Référendum en Turquie: l'Autorité électorale rejette les recours contre le référendum

20 Avril, 2017, 20:32 | Auteur: Edgar Lajoie
  • Le président turc Recep Tayyip Erdogan pose avec sa femme Emine Erdogan devant des partisans le 16 avril 2017 à Istanbul

Le président américain Donald Trump a félicité lundi par téléphone son homologue turc Recep Tayyip Erdogan pour sa victoire au référendum sur un accroissement de ses prérogatives, a indiqué la Maison-Blanche lundi soir.

Le CHP et le principal parti prokurde, le HDP, mettent notamment en cause la décision de l'YSK de considérer comme valides les bulletins non marqués du sceau officiel des autorités électorales.

Au lendemain de sa victoire sur le référendum constitutionnel du dimanche dernier, le président turc monte au créneau.

Le score serré du scrutin de dimanche traduit les divisions de la société turque.

Dans les plus grandes villes de la Turquie; Istanbul, Izmir, Ankara, Adana, Diyarbakir, le vote Non l'a emporté, alors que de grandes couches de la population ont voté Non dans les grandes villes industrielles telles que Bursa, Kocaeli et Manisa.
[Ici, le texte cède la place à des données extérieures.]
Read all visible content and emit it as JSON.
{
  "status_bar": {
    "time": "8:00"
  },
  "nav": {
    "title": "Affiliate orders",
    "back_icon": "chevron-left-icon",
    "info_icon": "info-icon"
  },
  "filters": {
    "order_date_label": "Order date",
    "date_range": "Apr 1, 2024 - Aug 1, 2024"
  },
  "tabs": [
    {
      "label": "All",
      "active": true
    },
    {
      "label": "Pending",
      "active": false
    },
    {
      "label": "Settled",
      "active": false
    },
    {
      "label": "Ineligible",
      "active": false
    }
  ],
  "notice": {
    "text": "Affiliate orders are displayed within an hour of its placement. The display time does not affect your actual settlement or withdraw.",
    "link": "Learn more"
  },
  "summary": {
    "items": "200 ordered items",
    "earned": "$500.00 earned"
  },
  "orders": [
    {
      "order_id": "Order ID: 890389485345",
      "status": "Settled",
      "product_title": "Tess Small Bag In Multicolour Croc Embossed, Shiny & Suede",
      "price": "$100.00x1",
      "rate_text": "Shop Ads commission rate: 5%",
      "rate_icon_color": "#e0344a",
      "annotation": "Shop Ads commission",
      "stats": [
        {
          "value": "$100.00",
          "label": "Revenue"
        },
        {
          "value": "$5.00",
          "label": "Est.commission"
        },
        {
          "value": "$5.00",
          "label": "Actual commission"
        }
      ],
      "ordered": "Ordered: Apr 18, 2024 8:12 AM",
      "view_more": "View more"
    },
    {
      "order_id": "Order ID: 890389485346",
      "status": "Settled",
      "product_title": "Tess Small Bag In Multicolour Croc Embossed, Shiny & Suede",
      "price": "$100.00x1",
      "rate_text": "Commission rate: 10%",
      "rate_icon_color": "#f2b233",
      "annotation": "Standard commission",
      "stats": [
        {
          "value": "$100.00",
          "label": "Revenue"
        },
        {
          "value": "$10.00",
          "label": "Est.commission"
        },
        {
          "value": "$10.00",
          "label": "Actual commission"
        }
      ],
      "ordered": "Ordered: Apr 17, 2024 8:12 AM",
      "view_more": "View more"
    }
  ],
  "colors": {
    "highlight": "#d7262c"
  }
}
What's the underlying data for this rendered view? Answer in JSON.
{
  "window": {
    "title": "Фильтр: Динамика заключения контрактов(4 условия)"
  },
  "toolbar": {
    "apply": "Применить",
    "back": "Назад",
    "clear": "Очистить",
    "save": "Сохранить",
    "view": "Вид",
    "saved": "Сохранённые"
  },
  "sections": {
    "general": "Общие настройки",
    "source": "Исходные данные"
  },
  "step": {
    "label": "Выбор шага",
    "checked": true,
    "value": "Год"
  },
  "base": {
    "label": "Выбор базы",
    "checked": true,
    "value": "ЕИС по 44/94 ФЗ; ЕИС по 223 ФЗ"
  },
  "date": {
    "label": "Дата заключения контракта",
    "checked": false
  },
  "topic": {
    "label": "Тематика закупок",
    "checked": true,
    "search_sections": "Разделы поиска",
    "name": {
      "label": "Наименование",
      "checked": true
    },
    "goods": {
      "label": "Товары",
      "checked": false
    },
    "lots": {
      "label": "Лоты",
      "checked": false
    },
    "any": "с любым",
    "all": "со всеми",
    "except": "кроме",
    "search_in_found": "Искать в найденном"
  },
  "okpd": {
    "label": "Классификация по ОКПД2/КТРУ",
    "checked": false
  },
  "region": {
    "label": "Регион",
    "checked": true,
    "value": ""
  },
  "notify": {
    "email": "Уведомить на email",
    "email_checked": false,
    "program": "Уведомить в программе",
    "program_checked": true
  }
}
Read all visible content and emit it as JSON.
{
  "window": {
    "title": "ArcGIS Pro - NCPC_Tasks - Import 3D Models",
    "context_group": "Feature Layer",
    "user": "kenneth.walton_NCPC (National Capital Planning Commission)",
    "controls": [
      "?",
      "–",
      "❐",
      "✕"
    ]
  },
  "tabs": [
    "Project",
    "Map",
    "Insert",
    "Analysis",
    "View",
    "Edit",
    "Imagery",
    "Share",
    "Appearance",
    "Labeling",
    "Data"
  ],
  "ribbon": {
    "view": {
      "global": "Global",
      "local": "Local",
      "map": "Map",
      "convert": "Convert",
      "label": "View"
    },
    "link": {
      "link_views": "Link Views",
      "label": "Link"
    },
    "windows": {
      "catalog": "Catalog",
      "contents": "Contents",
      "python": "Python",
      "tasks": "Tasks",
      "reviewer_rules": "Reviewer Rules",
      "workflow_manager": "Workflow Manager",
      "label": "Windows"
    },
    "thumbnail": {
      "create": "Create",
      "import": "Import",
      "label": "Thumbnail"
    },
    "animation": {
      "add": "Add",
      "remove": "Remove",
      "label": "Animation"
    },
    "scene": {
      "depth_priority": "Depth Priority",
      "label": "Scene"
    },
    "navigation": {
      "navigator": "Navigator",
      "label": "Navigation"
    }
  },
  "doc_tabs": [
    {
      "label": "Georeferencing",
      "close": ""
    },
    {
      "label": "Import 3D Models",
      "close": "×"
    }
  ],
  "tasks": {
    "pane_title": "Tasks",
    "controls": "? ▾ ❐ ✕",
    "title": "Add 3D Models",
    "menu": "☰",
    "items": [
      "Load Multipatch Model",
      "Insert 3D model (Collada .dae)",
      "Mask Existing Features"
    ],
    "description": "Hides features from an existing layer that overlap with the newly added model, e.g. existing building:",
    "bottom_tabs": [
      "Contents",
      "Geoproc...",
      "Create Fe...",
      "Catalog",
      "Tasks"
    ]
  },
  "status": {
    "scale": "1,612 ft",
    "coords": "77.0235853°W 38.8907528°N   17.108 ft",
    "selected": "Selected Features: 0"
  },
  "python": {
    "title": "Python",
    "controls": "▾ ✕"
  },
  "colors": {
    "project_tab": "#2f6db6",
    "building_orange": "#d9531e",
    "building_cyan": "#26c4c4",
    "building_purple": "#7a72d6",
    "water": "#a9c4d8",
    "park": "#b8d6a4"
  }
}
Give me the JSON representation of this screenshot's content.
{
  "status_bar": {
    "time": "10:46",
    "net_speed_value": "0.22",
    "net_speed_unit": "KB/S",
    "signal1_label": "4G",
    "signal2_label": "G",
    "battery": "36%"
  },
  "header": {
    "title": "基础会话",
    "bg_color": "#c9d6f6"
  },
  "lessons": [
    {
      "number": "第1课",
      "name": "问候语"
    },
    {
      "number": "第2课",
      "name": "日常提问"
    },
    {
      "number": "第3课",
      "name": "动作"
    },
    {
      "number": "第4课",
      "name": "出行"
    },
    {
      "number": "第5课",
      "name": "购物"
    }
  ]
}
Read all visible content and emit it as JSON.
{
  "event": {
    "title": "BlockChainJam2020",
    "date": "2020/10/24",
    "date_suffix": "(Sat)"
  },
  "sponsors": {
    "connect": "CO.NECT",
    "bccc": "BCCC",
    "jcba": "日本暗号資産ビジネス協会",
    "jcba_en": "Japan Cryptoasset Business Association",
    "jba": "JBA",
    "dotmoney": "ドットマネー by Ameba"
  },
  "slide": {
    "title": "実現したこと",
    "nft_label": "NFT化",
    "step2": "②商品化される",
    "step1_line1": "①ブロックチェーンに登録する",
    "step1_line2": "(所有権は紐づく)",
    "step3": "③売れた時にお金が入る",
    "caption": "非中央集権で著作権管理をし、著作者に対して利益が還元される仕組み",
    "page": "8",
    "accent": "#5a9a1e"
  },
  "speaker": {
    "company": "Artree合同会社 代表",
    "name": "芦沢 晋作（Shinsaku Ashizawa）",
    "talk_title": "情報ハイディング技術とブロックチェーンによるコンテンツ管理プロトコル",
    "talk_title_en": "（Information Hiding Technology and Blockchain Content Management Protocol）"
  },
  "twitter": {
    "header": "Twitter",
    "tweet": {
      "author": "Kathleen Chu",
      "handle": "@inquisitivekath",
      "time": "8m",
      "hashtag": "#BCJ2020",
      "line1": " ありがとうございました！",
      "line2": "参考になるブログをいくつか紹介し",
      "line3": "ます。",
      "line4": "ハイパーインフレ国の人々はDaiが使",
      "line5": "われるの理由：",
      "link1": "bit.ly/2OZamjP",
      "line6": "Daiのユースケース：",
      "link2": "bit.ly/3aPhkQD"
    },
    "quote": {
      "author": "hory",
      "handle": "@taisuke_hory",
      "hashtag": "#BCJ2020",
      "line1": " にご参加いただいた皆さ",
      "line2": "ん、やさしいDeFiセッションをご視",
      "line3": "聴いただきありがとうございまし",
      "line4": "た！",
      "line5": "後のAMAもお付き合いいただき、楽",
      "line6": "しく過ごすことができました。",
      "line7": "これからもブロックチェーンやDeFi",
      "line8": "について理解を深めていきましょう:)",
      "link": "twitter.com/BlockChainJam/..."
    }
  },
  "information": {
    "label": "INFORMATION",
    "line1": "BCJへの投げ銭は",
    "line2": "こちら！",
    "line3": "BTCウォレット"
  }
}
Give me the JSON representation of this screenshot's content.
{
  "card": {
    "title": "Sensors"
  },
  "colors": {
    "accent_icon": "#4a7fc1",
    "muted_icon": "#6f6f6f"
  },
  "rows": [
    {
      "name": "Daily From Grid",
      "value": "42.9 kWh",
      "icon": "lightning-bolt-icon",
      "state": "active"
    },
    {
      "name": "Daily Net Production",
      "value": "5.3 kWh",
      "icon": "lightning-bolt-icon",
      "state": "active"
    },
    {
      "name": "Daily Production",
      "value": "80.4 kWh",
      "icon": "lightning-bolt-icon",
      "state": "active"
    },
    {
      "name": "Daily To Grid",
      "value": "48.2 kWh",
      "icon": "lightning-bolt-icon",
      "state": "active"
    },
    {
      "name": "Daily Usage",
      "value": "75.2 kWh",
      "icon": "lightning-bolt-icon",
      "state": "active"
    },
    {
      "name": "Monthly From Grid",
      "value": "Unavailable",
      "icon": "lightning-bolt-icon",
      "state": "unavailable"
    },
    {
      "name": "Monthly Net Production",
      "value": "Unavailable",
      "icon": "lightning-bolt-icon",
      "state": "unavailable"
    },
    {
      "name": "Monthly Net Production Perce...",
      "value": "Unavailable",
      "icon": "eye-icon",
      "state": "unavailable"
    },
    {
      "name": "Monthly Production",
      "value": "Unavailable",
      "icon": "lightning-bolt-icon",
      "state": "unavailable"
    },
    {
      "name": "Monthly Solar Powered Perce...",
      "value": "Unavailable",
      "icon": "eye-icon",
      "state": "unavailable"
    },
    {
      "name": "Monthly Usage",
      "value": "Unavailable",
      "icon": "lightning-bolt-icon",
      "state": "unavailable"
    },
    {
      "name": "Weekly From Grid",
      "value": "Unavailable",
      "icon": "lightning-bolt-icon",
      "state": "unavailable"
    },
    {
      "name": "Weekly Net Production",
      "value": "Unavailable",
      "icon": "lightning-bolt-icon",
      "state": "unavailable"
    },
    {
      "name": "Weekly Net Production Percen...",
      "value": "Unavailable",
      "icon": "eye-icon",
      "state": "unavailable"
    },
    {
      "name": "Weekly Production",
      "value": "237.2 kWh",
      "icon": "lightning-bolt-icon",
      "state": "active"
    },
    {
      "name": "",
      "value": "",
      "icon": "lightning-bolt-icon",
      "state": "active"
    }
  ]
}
Dans ce contexte particulier, l'Allemagne et l'Europe ne doivent pas abandonner l'opposition turque face au renforcement des pouvoirs du président Recep Tayyip Erdogan, prévient la taz.

"Des modifications tardives dans la procédure de comptage (des voix) ont supprimé un important garde-fou" contre les fraudes, a confirmé le rapport des observateurs européens.

Des observateurs de l'OSCE et du Conseil de l'Europe devaient rendre leurs conclusions préliminaires lors d'une conférence de presse attendue à Ankara à 12h GMT. Des observateurs internationaux ont aussi déploré les conditions inéquitables de la campagne.

Quelque 55,3 millions de citoyens turcs étaient appelés à s'exprimer dans les urnes, et se sont prononcés a minima en faveur d'Erdogan. "Toutes les voix sont importantes", a-t-il dit.

Parlant au palais Huber à Istanbul, Erdogan a affirmé qu'en approuvant le referendum qui lui confère effectivement des pouvoirs dictatoriaux, la Turquie a résolu une contradiction vieille de 200 ans dans son administration.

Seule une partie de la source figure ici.